Leave a comment

The Belgian town where families take in people with psychiatric conditions | Mental health

The Belgian town where families take in people with psychiatric conditions | Mental health
The Belgian town where families take in people with psychiatric conditions | Mental health

The city of Geel in Belgium has a foster care system for people dealing with mental health issues. These foster families sometimes host their boarders for decades, making them an integral part of the nuclear family. The families see the care they provide as normal, because many know it from their parents, grandparents, aunts and uncles. This system is within the DNA of Geel.

By fostering in this way the families want to normalise the lives of those with mental illness, treating them not as patients with a diagnosis, to be institutionalised, but as individuals deserving of dignity and inclusion. This way of altruistic psychiatric care has been part of Geel since the 13th century. It started when a church was built for Saint Dymphna, who is the patron saint of mental illness. Because of the construction of the church, pilgrims started flocking to the city. About 2,000 boarders were living with local farmers at that time. They helped with daily tasks. This was the beginning of the foster care system and it is still there, now spanning seven centuries.

  • Psychologist Wilfried Bogaerts (left) and case manager Michelle Lambrechts at the visitors’ centre of the OPZ hospital in Geel, Belgium. Behind them are pictures of former patients of the foster care system

The system has become more organised and advanced over the centuries. Since the 1860s, there have been professional support services offered by the city’s state psychiatric hospital (OPZ). The centre also has a daycare facility and they offer psychiatric treatment and counselling for the boarders, if needed.

I visited six families in Geel, where I saw daily life unfold almost as usual. Boarders played games with family members, did chores and watched television together. For many of the boarders it is important to have structure and routines, something the Geelians believe the boarders are receiving in a more natural way than when institutionalised.

  • Boarder Heidi, left, in the centre of Geel, Belgium with her fosterer, Maria Dierckx

Boarder Heidi, 71, lives with her fosterer, Maria Dierckx. I photographed them in the early morning, while Heidi was waiting for the bus to be taken to the daycare at the OPZ. The bus was a bit late and Heidi started getting nervous – I could see her pace up and down in the living room, looking at the clock. Maria came in to sit with Heidi, to have a small chat, which immediately calmed Heidi down. When the bus arrived, Heidi stormed outside, first giving Maria a kiss on the cheek. It is these small daily practices that give the boarders a feeling of safety and belonging. A family to rely on.

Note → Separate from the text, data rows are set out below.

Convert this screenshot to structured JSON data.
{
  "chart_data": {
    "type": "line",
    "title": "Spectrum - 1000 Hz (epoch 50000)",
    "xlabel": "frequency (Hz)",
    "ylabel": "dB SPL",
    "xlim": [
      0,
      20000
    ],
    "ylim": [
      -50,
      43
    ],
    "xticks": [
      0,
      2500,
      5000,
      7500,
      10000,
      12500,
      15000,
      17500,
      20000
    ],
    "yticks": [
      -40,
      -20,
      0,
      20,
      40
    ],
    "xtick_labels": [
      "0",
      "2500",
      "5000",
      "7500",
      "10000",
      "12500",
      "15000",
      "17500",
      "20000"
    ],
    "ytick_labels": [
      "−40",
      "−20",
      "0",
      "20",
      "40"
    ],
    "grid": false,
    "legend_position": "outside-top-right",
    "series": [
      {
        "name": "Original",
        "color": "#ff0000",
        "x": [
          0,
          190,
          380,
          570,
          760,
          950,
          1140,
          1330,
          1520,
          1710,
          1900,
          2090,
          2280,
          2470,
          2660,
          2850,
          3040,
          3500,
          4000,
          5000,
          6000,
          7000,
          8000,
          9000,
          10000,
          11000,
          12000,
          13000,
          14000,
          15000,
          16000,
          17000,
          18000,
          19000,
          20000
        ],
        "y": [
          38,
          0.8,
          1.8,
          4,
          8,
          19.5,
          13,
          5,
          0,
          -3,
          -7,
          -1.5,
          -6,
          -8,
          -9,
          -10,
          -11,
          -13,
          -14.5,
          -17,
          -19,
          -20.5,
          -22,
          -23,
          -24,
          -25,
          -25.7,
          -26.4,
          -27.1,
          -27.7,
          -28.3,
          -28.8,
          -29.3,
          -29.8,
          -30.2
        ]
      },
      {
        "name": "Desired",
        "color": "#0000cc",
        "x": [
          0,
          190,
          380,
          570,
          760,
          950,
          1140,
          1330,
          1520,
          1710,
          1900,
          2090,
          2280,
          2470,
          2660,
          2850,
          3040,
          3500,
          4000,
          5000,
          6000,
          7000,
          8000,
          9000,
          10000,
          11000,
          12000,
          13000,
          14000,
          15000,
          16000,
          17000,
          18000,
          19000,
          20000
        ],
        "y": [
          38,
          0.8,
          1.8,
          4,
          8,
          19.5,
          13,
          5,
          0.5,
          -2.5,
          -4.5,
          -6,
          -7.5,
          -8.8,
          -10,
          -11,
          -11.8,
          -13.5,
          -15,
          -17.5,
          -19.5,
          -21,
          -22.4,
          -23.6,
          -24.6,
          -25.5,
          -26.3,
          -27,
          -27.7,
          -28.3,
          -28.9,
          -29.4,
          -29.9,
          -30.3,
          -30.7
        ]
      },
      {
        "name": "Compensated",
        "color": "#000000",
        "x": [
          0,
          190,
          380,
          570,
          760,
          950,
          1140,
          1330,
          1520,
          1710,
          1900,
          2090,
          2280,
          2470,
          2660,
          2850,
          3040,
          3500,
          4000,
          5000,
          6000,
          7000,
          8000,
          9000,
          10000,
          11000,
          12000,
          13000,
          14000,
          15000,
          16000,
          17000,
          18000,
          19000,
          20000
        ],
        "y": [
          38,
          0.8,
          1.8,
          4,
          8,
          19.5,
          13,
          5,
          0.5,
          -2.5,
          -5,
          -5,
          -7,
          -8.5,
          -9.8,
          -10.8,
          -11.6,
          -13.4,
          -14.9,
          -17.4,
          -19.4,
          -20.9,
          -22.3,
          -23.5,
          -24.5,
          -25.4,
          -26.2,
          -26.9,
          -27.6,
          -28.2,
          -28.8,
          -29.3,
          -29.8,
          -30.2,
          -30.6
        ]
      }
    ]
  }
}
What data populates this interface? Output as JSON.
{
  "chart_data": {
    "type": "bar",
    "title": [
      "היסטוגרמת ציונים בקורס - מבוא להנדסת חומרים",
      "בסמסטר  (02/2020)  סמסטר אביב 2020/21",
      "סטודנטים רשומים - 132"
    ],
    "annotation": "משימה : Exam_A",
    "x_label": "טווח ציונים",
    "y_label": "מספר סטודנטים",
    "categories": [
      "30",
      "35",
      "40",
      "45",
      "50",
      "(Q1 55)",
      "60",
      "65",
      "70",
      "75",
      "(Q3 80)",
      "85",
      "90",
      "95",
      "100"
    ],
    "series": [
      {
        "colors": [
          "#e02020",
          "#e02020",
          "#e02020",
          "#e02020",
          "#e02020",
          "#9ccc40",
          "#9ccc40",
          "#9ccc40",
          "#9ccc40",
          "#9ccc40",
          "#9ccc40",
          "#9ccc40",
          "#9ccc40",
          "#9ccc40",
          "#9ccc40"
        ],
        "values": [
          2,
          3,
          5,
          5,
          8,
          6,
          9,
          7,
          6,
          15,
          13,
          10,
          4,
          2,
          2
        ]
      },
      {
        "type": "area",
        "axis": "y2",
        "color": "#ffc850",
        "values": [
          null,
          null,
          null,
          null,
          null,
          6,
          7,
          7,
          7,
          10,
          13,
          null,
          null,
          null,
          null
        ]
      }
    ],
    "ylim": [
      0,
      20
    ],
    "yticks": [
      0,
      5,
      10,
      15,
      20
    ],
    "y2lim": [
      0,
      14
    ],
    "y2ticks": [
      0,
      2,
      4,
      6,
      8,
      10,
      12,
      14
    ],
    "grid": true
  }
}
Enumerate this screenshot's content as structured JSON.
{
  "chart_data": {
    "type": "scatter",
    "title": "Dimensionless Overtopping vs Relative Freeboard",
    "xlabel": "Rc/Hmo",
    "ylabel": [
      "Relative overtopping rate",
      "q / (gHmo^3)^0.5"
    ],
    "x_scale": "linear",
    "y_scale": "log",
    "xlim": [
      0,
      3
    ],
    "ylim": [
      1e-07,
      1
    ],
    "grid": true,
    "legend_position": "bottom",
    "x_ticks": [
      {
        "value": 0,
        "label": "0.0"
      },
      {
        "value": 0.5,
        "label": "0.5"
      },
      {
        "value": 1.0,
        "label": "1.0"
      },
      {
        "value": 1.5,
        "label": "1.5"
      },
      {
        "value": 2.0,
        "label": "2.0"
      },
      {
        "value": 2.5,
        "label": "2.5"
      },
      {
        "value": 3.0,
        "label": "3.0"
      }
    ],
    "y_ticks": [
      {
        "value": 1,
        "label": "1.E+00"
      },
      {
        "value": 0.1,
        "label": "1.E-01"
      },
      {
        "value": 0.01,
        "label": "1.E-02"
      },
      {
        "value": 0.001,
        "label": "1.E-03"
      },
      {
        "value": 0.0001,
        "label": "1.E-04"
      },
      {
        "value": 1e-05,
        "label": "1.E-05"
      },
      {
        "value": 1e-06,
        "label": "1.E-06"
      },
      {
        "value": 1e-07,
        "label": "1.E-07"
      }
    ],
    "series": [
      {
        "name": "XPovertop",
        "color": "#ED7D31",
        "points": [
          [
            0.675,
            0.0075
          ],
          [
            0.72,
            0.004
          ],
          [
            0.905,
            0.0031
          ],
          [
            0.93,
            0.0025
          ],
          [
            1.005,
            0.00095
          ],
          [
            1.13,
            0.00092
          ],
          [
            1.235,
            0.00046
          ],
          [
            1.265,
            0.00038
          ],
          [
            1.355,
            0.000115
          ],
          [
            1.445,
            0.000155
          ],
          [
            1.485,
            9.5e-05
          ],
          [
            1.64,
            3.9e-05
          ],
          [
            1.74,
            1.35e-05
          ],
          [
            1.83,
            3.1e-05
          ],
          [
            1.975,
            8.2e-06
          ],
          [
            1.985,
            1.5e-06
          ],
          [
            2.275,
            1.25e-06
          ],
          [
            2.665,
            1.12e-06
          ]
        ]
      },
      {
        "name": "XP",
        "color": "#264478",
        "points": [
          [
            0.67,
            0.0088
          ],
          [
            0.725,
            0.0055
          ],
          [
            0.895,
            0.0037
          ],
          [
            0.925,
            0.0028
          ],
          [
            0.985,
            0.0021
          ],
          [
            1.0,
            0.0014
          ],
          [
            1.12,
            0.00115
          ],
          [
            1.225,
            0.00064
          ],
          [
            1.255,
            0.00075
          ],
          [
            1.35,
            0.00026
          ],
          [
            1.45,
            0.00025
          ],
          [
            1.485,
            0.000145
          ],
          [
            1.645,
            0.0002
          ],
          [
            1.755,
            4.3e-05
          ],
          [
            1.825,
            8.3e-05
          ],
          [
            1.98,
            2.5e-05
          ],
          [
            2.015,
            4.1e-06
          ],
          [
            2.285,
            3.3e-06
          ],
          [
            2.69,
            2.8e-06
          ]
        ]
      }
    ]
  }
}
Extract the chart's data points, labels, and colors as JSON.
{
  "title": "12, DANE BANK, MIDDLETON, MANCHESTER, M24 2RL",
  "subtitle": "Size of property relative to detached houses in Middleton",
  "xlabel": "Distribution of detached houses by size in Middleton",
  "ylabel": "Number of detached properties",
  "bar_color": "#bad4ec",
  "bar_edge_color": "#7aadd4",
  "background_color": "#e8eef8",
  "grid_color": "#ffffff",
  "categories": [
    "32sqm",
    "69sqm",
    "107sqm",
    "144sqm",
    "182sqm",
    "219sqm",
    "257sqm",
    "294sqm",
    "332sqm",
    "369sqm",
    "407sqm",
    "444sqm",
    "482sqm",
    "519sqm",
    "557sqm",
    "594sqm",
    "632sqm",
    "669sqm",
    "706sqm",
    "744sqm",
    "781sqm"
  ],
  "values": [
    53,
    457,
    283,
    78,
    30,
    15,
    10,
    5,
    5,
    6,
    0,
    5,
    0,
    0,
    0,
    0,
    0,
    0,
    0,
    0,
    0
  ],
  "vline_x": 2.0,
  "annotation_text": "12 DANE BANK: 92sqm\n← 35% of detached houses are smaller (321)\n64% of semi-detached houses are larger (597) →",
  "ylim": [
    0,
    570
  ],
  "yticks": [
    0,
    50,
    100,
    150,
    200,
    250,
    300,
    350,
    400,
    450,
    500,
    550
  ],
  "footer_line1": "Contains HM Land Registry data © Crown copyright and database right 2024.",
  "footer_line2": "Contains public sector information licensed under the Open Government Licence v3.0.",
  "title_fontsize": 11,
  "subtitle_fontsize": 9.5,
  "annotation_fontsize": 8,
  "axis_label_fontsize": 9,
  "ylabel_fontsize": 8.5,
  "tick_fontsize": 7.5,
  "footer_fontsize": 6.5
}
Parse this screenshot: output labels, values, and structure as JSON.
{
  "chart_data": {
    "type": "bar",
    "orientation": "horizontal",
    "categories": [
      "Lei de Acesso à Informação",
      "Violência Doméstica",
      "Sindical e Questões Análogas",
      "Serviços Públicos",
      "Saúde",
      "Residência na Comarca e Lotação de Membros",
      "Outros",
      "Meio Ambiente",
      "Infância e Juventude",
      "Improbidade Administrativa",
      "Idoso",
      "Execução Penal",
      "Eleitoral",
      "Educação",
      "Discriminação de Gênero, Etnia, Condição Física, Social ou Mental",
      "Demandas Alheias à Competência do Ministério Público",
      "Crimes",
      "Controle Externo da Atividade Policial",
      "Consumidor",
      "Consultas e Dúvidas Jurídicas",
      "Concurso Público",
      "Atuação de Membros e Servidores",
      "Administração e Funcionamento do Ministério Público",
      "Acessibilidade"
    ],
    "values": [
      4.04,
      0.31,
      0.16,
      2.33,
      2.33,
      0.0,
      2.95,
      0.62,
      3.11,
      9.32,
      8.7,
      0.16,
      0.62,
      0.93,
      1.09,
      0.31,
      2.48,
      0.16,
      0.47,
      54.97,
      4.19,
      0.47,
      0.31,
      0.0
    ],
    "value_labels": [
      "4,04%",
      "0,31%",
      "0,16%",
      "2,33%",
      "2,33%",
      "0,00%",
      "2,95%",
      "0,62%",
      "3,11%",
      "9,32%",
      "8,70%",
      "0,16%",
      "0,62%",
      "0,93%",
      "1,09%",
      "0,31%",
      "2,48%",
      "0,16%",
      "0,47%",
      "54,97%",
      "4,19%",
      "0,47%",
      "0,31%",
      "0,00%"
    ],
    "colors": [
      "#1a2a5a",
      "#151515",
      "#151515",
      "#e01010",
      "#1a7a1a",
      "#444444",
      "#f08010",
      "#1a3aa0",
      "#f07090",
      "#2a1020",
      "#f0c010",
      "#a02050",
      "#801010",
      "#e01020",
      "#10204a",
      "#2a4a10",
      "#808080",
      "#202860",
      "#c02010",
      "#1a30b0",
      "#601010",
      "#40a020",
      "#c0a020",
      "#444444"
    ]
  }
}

Maggy Vleugels, 58, and her husband, Jozef Huysmans, are hosting Hilda, 65. This is not their first boarder. Maggy grew up in a family where boarders were part of daily life. Her mother and father were also taking care of several boarders. When her parents died, Maggy decided to take care of their boarder, Jeff. When after many years, the care of Jeff, who was struggling with severe health issues, was becoming too much for Maggy, he moved to the OPZ. Maggy was sad as she would have loved to have taken care of Jeff much longer, but simply could not as the care was too specialised. She told the OPZ she would like to host someone again. Caring is within her personality, as it is with many families in Geel.

  • Boarder Hilda, right, buys flowers in the Geel market, with her fosterers Maggy Vleugels and Jozef Huysmans

There are about 120 boarders living with foster families. This used to be thousands, but there has been a decline in participation over the years. This is mainly due to households where both the man and woman have a job, something that was not the case in earlier centuries. The families receive a daily allowance of about €28 (£24) for each individual they care for, which covers basic expenses.

  • Boarders Luc, 75 (left) and Etty, 71, watch television on the sofa. They live with Ann Peetermans, 47, who has been hosting boarders with mental illnesses in her home for seven years. She now hosts three boarders.

Efforts to expand the programme are ongoing and marketing initiatives are in place to attract more families. In a significant recent development, Geel’s care system has been added to Unesco’s list of intangible cultural heritage.

  • Tarcies Remes, 28 (left) and Gitte van Doninck, 26, together in the home where they host a male boarder. They will soon also start hosting a female boarder and are currently standing in her new bedroom, which still needs to be fully furnished

  • Greet Vandeperre, chair of the psychiatric foster care council and a retired police social worker, at her home in Geel

In an era marked by increasing awareness of mental health issues and the need for innovative solutions, Geel shows a centuries-old model built on empathy and solidarity.